2.3.Aan de stukken van het geding kan, voor zover voor de beoordeling van het middel van belang, het volgende worden ontleend:
(i) De dagvaarding van de verdachte om te verschijnen op de terechtzitting van de Politierechter in de Rechtbank Amsterdam van 22 januari 2013 is op 8 januari 2013 in persoon uitgereikt aan de verdachte.
(ii) Op de terechtzitting in eerste aanleg van 22 januari 2013 is noch de verdachte noch een gemachtigde raadsman verschenen. Vervolgens heeft de Politierechter de verdachte bij vonnis van diezelfde datum bij verstek veroordeeld.
(iii) Een aan de "akte instellen rechtsmiddel" gehecht faxbericht van 5 februari 2013 (ontvangsttijd 16:53 uur) houdt in dat mr. C. Maat, advocaat te Amsterdam, een schriftelijke bijzondere volmacht heeft verleend aan een medewerker van de strafgriffie van de Rechtbank Amsterdam om namens de verdachte hoger beroep in te stellen tegen het vonnis van de Politierechter. Deze volmacht is "p/o" namens mr.

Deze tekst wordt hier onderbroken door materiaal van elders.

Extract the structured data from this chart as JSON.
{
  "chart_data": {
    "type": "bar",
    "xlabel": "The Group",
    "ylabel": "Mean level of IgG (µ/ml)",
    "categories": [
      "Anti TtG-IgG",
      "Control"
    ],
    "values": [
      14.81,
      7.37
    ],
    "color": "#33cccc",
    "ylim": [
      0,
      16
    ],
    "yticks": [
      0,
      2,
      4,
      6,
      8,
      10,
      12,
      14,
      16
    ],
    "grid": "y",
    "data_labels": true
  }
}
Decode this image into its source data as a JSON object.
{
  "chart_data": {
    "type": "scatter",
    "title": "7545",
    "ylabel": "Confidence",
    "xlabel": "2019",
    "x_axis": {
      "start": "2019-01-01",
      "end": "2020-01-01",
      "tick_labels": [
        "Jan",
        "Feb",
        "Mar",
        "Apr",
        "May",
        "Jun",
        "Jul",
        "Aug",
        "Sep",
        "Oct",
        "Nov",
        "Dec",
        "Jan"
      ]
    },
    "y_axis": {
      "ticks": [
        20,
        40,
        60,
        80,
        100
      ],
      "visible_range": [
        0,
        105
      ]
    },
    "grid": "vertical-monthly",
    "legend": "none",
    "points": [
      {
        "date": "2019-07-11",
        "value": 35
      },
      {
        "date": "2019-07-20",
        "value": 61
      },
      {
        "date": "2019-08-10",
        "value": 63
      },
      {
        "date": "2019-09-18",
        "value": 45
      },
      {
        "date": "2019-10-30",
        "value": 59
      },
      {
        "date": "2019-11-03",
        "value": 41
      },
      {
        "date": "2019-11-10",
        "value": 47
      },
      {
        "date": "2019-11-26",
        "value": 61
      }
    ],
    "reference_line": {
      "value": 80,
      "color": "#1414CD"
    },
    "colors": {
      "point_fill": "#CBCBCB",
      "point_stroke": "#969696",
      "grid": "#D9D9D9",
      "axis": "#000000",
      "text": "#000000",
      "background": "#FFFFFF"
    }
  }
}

Maat door een onbekende ander ondertekend. Op de volmacht staan handgeschreven aantekeningen, die kennelijk van de griffie afkomstig zijn. Daarbij is zowel het (onjuiste) parketnummer als de vermelding "p/o" omcirkeld. Uit de aantekeningen kan worden afgeleid dat een griffiemedewerker van de Rechtbank op 5 februari 2013 drie maal tevergeefs heeft getracht telefonisch contact op te nemen met mr. Maat en dat de griffiemedewerker op 6 februari 2013 wel telefonisch contact heeft gehad met haar secretaresse. Daarbij heeft de griffiemedewerker aan de advocaat kennelijk de kwestie van de ondertekening en van de verschrijving in de weergave van het parketnummer doorgegeven.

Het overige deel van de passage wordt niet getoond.